Meyerbeers zweite italienische Oper, komponiert für Turin, geht zurück auf Metastasios Semiramide riconosciuta (Die wiedererkannte Semiramis), einen der im 18. Jahrhundert meistvertonten Operntexte. In Turin pflegte man damals – es waren die Jahre der Restauration – den Rückbezug auf die alte Opera seria als regionalen Sonderweg. Dabei ging es um die Aura des Sujets. Die verwickelte Intrigenhandlung des Originals um die sagenumwobene babylonische Königin wurde massiv gekürzt und der aktuellen rossinischen Gesangsoper angepasst. Sehr interessant ist die Introduktion, die mit dem Auftritt der Protagonistin (die üblicherweise erst später mit einer Arie eingeführt wird) einen neuen Typus der Großszene repräsentiert, der mit dem Namen des Komponisten verbunden wurde („Introduzione alla Meyerbeer“).

Critical edition

  • Schon zu Beginn dieses Jahrhunderts galt die Partitur im 2. Weltkrieg als verschollen. Eine unbekannte Manuskriptkopie, die zu Beginn des 20. Jahrhunderts direkt von der autographen Partitur Meyerbeers in Berlin angefertigt wurde, ist kürzlich in der Library of Congress, Washington D.C., erschienen.

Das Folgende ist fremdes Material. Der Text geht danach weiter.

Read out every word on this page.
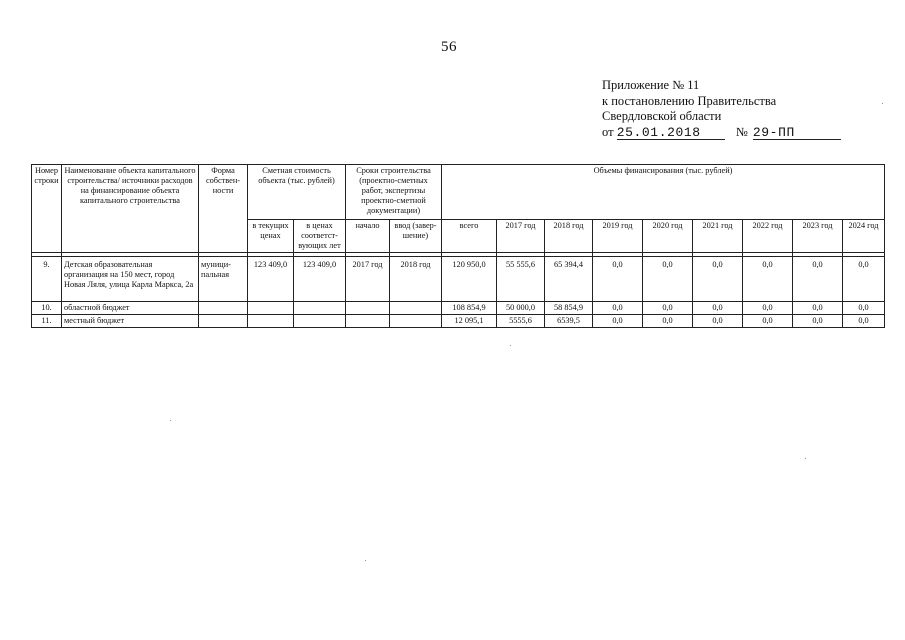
56
Приложение № 11
к постановлению Правительства
Свердловской области
от 25.01.2018	№ 29-ПП
Номер строки	Наименование объекта капитального строительства/ источники расходов на финансирование объекта капитального строительства	Форма собствен-ности	Сметная стоимость объекта (тыс. рублей)		Сроки строительства (проектно-сметных работ, экспертизы проектно-сметной документации)		Объемы финансирования (тыс. рублей)								
			в текущих ценах	в ценах соответст-вующих лет	начало	ввод (завер-шение)	всего	2017 год	2018 год	2019 год	2020 год	2021 год	2022 год	2023 год	2024 год

9.	Детская образовательная организация на 150 мест, город Новая Ляля, улица Карла Маркса, 2а	муници-пальная	123 409,0	123 409,0	2017 год	2018 год	120 950,0	55 555,6	65 394,4	0,0	0,0	0,0	0,0	0,0	0,0
10.	областной бюджет						108 854,9	50 000,0	58 854,9	0,0	0,0	0,0	0,0	0,0	0,0
11.	местный бюджет						12 095,1	5555,6	6539,5	0,0	0,0	0,0	0,0	0,0	0,0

  • Mit Hilfe des Original-Librettos und einiger genauer Beschreibungen in den Rezensionen dieser Zeit war es möglich, die gesamte Musik der Uraufführung wiederzufinden.
  • Außerdem konnte die Partitur mit der richtigen Ouvertüre versehen werden (die in der wiedergefundenen Quelle fehlt): Sie war der vorherigen Oper Romilda e Costanza entliehen worden.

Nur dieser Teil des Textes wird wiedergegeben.